Menanggapi hal tersebut, Direktur Eksekutif Institute for Essential Services Reform (IESR), menekankan pentingnya RUU EBET sebagai landasan hukum yang akan mendukung pengembangan energi terbarukan di Indonesia. Fabby menyoroti bahwa RUU ini menjadi dasar bagi pencapaian target net zero emission pada tahun 2060 atau bahkan lebih awal, sesuai dengan komitmen pemerintah.

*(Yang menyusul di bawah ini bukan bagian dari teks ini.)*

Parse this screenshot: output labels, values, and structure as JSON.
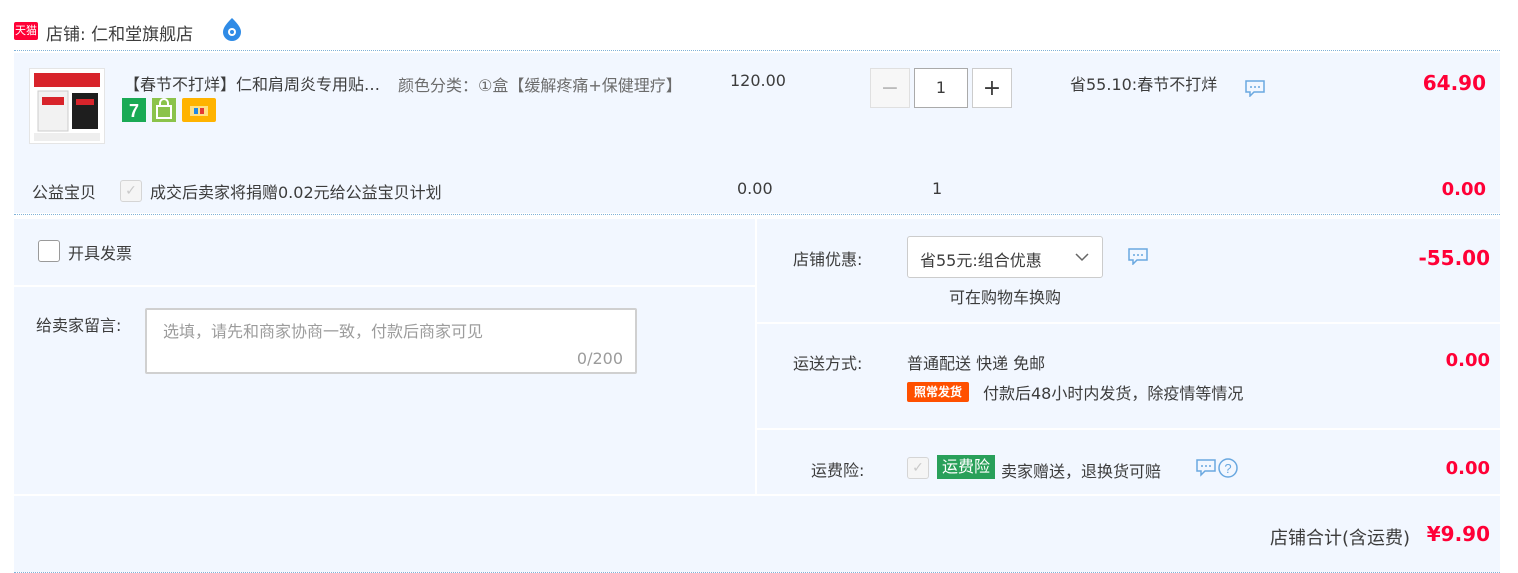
{
  "shop": {
    "platform_badge": "天猫",
    "label": "店铺: 仁和堂旗舰店"
  },
  "item": {
    "title": "【春节不打烊】仁和肩周炎专用贴膏肩颈疼痛贴",
    "image_caption": "一盒装（共6贴）",
    "image_headline": "哪痛贴哪 简单方便",
    "sku": "颜色分类：①盒【缓解疼痛+保健理疗】",
    "unit_price": "120.00",
    "quantity": "1",
    "minus": "−",
    "plus": "+",
    "promo": "省55.10:春节不打烊",
    "total": "64.90",
    "service_icons": [
      "seven-day-return-icon",
      "shopping-bag-icon",
      "credit-card-icon"
    ]
  },
  "charity": {
    "label": "公益宝贝",
    "check": "✓",
    "text": "成交后卖家将捐赠0.02元给公益宝贝计划",
    "price": "0.00",
    "quantity": "1",
    "total": "0.00"
  },
  "invoice": {
    "label": "开具发票"
  },
  "message": {
    "label": "给卖家留言:",
    "placeholder": "选填，请先和商家协商一致，付款后商家可见",
    "count": "0/200"
  },
  "discount": {
    "label": "店铺优惠:",
    "selected": "省55元:组合优惠",
    "note": "可在购物车换购",
    "amount": "-55.00"
  },
  "shipping": {
    "label": "运送方式:",
    "method": "普通配送 快递 免邮",
    "badge": "照常发货",
    "note": "付款后48小时内发货，除疫情等情况",
    "amount": "0.00"
  },
  "insurance": {
    "label": "运费险:",
    "check": "✓",
    "badge": "运费险",
    "text": "卖家赠送，退换货可赔",
    "amount": "0.00"
  },
  "summary": {
    "label": "店铺合计(含运费)",
    "total": "¥9.90"
  },
  "colors": {
    "accent_red": "#ff0036",
    "panel_bg": "#f2f7ff",
    "insurance_green": "#29a05a",
    "ship_orange": "#ff5000"
  }
}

“Tanpa kerangka kebijakan dan regulasi yang kuat, pengembangan energi terbarukan dapat terhambat dan bahkan mengalami stagnasi. Dalam rencana pengembangan energi jangka panjang seperti Rencana Umum Energi Nasional (RUEN) dan Rencana Umum Ketenagalistrikan Nasional (RUKN), hampir 90 persen pasokan energi diharapkan berasal dari energi terbarukan. Oleh karena itu, transformasi ini membutuhkan infrastruktur dan investasi yang sangat besar, serta kerangka kebijakan dan regulasi yang mendukung,” imbuh Fabby dalam Market Review IDX Channel pada Rabu (21/8/2024).
Lebih lanjut, Fabby mengaku optimis bahwa RUU EBET dapat disahkan pada bulan September 2024, meskipun ia mengakui bahwa masih ada tantangan yang harus dihadapi, terutama terkait masuknya penggunaan jaringan listrik bersama (power wheeling) ke RUU EBET. Menurutnya, power wheeling merupakan elemen penting dalam pengembangan energi terbarukan karena memberikan fleksibilitas bagi pengembang untuk menjual listrik secara langsung kepada konsumen tanpa harus melalui PLN.
“Dengan masuknya power wheeling ke RUU EBET, pengembangan energi terbarukan bisa lebih fleksibel, memungkinkan inovasi tanpa harus menjual langsung ke PLN. Namun, meski RUU ini disahkan, kita masih perlu menunggu penyelesaian peraturan pemerintah (PP) dan regulasi lainnya untuk benar-benar melaksanakan undang-undang ini. Selain itu, hal ini juga memerlukan pengaturan yang lebih lanjut untuk memastikan keandalan jaringan listrik dan keberlanjutan investasi,” jelas Fabby.
Menurut Fabby, dengan disahkannya RUU EBET, diharapkan Indonesia dapat mempercepat transisi energinya menuju energi yang lebih bersih dan berkelanjutan, meskipun jalan yang harus ditempuh masih panjang dan penuh tantangan. Kebijakan dan regulasi yang kuat akan menjadi kunci dalam menarik investasi serta membangun infrastruktur yang diperlukan untuk mendukung pengembangan energi terbarukan di masa depan.
“Sebenarnya tahun 2024 dan 2025 menjadi periode yang sangat krusial bagi Indonesia untuk mencapai target bauran energi terbarukan sebesar 23 persen. Sayangnya, kita terlambat dalam memenuhi target ini. Harus diakui bahwa pengembangan energi terbarukan lambat selama 10 tahun pemerintahan Presiden Jokowi, dengan laju pertumbuhan yang lebih rendah dibandingkan pemerintahan sebelumnya, meskipun upaya seperti pemanfaatan biofuel telah dimulai,” kata Fabby.